Amiga imaginaria
Anna
tomó una bolsa naranja con dibujos de calaveras, luego de vestirse con el
disfraz de bruja, para guardar las golosinas que fuera recolectando. Era mi
única hija, una niña bastante solitaria de imagen melancólica y por lo mismo de
pocos amigos. Por eso no me extrañó que me dijera que tenía una amiga
imaginaria. La llamaba Madre Rigby y pasaba gran parte del tiempo jugando con
ella. Me la describió igual a una vieja bruja de nariz afilada y rojiza. Una anciana
gruñona que fumaba sin parar una pipa deteriorada, pero muy divertida para
asustar a los niños que la molestaban.
Cuando
cayeron las primeras sombras, iniciamos alegres el tradicional recorrido de
noche de brujas. En cada casa y comercio que parábamos nos regalaban dulces o
juguetes. Entonces nos dimos cuenta que doce niños nos habían rodeado, iban
disfrazados con túnicas negras y arrastraban los pies al caminar. Anna me comentó
que fueron creados y hechizados por su amiga la bruja con la finalidad de
cuidarla. Estaban hechos de bolsas de paja, las extremidades de pedazos de
madera y por cabeza una calabaza. Yo, por ser adulto, no podía verlos como eran
realmente, pero que evitará mirarlos reflejados en algún espejo.
A
punto de terminar el recorrido pasamos los ventanales de una gran tienda. Me
quede mudo de miedo.
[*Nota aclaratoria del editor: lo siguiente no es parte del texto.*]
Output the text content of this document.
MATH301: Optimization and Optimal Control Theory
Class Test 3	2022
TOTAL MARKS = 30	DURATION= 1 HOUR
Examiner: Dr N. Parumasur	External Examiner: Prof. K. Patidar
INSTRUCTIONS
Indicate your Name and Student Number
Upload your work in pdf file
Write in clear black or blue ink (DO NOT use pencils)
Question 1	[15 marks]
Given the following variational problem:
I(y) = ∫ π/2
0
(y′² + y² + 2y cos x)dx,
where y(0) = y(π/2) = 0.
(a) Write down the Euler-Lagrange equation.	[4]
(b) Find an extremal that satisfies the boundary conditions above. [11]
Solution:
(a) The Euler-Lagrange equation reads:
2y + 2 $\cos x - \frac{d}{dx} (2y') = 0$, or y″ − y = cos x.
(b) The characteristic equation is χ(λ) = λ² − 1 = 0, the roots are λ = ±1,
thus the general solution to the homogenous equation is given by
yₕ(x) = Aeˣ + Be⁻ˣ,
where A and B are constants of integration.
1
Los supuestos niños no eran más que espantosos
espantapájaros, quienes, perdidos en la oscuridad de fondo, jugaban divertidos
con mi pequeña Anna. Quise apártala de ellos, pero desaparecieron junto con la
niña. La busque por todos lados, como loco recorrí las calles teñidas de
amarillo y rojos otoñales, entré a los almacenes gritando su nombre.
Finalmente, llegue a una oscura, sombría y triste callejuela, donde escuche la
risa apagada y burlona de una mujer muy, pero muy vieja.